Los vecinos conversaron con bastante cordialidad mientras desayunaban. Múromski pidió a Bérestov un tílburi, ya que, según dijo, a consecuencia del golpe no estaba en condiciones de volver a caballo a su casa. Bérestov le acompañó hasta el portal y Múromski no quiso partir antes de tener su palabra de honor de que al día siguiente él y Alexei Ivánovich acudirían a Priíúchino a compartir su mesa. Así, la vieja enemistad, tan profundamente arraigada, parecía a punto de desaparecer gracias al miedo de una yegua rabona.

Lisa corrió al encuentro de Grigori Ivánovich.

—¿Qué significa eso, papá? —preguntó asombrada—. ¿Por qué cojea? ¿Dónde está su caballo? ¿De quién es ese tílburi?

—No puedes figurártelo, my dear— contestó Grigori Ivánovich, y explicó a su hija cuanto había sucedido.

Lisa no podía dar crédito a sus oídos. Grigori Ivánovich, sin darle tiempo a reaccionar, anunció que al día siguiente los dos Bérestov comerían en su casa.
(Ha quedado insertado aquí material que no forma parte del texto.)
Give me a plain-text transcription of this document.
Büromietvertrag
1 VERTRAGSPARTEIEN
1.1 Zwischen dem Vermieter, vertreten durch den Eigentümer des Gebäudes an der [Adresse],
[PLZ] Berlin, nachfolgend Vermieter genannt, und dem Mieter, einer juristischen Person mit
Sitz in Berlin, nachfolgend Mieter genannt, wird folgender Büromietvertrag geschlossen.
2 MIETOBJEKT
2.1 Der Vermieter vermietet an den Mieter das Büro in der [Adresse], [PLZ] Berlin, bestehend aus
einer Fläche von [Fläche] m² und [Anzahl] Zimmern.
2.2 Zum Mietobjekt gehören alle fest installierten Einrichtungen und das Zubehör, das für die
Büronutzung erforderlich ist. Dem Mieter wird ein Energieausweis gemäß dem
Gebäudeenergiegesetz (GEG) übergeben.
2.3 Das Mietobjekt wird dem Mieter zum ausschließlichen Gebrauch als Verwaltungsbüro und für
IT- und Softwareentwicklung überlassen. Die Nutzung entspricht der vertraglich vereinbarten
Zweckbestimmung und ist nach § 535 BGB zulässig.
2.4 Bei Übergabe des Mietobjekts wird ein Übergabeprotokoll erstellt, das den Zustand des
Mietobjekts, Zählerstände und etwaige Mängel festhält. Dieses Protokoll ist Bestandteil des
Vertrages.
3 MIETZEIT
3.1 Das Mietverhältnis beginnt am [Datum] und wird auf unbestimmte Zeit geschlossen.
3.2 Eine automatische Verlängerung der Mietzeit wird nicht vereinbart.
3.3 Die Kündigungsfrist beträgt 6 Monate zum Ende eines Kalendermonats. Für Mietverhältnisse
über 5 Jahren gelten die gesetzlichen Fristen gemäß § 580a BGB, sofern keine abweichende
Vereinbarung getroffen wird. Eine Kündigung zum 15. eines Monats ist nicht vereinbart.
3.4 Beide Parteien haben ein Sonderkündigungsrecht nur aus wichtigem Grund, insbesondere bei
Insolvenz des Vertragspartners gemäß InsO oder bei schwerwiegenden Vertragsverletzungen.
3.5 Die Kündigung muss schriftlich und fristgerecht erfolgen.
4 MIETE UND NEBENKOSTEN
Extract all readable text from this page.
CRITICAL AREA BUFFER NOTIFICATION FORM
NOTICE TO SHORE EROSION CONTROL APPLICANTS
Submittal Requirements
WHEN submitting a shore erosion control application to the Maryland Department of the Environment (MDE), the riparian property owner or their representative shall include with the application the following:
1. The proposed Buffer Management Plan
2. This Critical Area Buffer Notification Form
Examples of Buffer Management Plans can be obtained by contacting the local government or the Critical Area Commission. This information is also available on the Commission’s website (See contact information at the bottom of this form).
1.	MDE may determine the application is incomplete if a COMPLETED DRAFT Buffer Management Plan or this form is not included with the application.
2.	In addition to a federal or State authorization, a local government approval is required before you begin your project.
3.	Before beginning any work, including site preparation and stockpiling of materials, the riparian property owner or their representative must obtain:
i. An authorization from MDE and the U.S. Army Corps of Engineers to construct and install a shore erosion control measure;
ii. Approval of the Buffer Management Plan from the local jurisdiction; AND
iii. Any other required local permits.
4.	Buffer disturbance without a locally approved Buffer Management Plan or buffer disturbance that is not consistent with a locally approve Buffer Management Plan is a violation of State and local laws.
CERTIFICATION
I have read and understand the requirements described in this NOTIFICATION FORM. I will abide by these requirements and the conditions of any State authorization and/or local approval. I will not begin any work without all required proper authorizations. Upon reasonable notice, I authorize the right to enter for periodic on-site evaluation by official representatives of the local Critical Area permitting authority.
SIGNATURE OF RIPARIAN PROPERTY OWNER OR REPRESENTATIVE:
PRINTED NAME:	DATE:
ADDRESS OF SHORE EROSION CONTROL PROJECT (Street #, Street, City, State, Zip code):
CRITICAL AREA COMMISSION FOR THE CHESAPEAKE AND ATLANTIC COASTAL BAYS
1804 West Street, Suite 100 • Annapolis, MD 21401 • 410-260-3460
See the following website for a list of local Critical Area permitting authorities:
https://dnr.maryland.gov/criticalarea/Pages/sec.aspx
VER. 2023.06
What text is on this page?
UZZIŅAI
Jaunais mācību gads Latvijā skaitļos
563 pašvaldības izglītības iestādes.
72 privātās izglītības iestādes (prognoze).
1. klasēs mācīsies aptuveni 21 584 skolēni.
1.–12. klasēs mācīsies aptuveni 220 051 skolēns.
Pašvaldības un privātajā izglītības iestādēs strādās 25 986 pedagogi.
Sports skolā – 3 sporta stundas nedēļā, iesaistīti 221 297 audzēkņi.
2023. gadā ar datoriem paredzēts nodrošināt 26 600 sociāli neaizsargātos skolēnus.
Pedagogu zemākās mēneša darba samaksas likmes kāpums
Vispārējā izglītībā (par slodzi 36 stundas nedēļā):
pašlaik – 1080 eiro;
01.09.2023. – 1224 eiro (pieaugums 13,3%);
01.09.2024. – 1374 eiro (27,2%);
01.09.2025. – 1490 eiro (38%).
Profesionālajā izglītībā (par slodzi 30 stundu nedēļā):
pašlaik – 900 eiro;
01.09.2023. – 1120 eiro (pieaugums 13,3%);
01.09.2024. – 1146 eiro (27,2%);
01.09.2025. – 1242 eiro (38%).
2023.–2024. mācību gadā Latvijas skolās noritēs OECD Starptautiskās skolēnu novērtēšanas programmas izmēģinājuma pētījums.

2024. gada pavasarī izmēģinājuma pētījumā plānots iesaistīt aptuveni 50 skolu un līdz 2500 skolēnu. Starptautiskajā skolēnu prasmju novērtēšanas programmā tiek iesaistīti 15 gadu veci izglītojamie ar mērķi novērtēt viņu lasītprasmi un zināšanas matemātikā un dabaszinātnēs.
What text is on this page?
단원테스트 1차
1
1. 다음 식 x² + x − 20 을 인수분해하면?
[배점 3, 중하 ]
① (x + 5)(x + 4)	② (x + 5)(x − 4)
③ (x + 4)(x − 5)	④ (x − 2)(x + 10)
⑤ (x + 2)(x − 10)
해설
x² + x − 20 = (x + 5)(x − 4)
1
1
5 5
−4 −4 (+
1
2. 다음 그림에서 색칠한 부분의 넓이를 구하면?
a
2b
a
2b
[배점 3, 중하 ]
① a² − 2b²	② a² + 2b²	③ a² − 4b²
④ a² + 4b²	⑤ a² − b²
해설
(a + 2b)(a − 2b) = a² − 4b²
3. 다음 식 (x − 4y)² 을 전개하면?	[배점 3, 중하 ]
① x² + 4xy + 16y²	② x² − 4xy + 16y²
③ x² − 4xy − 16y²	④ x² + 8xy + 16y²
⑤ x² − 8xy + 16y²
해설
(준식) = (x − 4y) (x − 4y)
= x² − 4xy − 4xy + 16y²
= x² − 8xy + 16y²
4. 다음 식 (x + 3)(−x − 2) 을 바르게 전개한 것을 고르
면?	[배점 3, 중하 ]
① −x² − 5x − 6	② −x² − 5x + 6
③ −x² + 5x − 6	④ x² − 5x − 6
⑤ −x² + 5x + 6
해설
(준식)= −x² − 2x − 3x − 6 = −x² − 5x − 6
—¿Qué dice usted? —exclamó ella, palideciendo—. ¡Los Bérestov, padre e hijo! ¡Que mañana comerán con nosotros! No, papa, yo no me dejaré ver por nada del mundo.

—¿Qué dices? ¿Te has vuelto loca? —objetó el padre—. ¿Desde cuándo eres tan tímida? ¿O es que sientes por ellos un odio hereditario, como la heroína de una novela romántica? Basta, no digas estupideces...

—No, papá, por nada del mundo, ni por todos los tesoros de la tierra me presentaría ante los Bérestov.

Grigori Ivánovich se encogió de hombros y no quiso discutir más con ella, pues sabía que no lograría nada llevándole la contraria, y se retiró a reposar después de su memorable paseo.

Lisaveta Grigórievna se fue a su habitación y llamó a Nastia. Durante largo rato estuvieron hablando de la visita que les esperaba el día siguiente. ¿Qué pensaría Alexei si identificaba a su Akulina en la bien educada señorita? ¿Qué concepto tendría de su conducta, de sus principios y su cordura? Por otra parte, Lisa sentía grandes deseos de ver qué impresión le causaba tan inesperada entrevista... De pronto se le ocurrió una idea. En el acto se la comunicó a Nastia; ambas quedaron muy contentas del hallazgo y decidieron ponerla en práctica.